When you go to the pharmacy to pick up a prescription, the pharmacist gives you a tailored list of the most discussed questions about the treatment you’re about to take. These questions, covering topics from side effects to lifestyle decisions, come from forums, blogs, and patient group communities. The questions are tailored based on your age, sex, and medication. If you find a question that is helpful and relevant, you can ask the pharmacist when they come back with your prescription.
While there is a plethora of information and conversation online about health, there is much in the way of having access to trustable and pertinent information. The waiting time at the pharmacist is an appropriate moment to subtly nudge people to engage with the various elements of their health in a useful way, which could positively influence their attitude towards holistic self care.
Each curiocity sheet has a web address that leads to your tailored list of questions, an opportunity to access the heart of the online discussion that is relevant to you. The curiocity website also allows you to explore other questions or type in your own. By sharing information, we empower each other to know and act on the things that matter.
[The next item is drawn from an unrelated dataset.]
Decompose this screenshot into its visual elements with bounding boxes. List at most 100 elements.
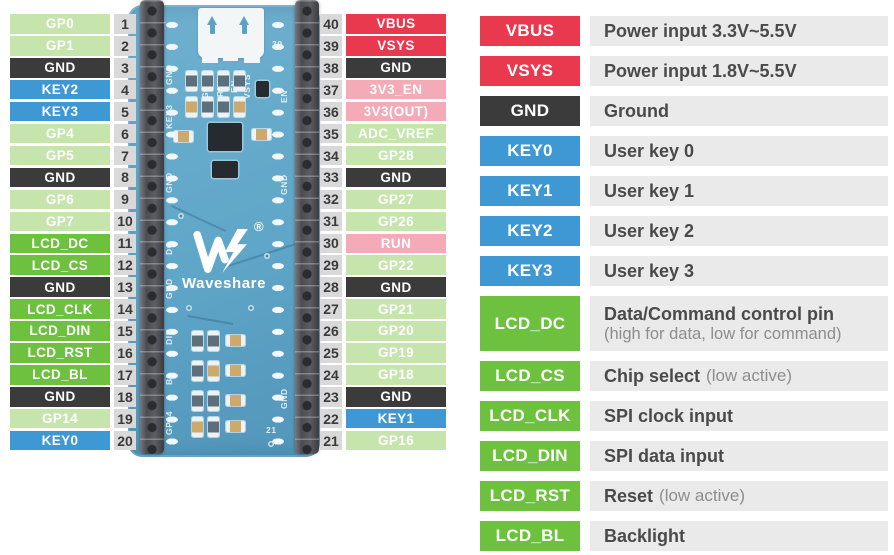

Medical professionals are experts in diagnosis and medication of our ailments. We trust them with the numbers. But what about the patients? Patients are experts in the day-to-day management of their conditions. They are the ones who know how to deal with decision making and have first-hand opinions and “tricks of the trade”. Forums, blogs, and patient groups are sources of valuable information whose potential is often overlooked.How might we help people achieve treatment by embracing the experiential expertise of patients and clinical expertise of medical professionals?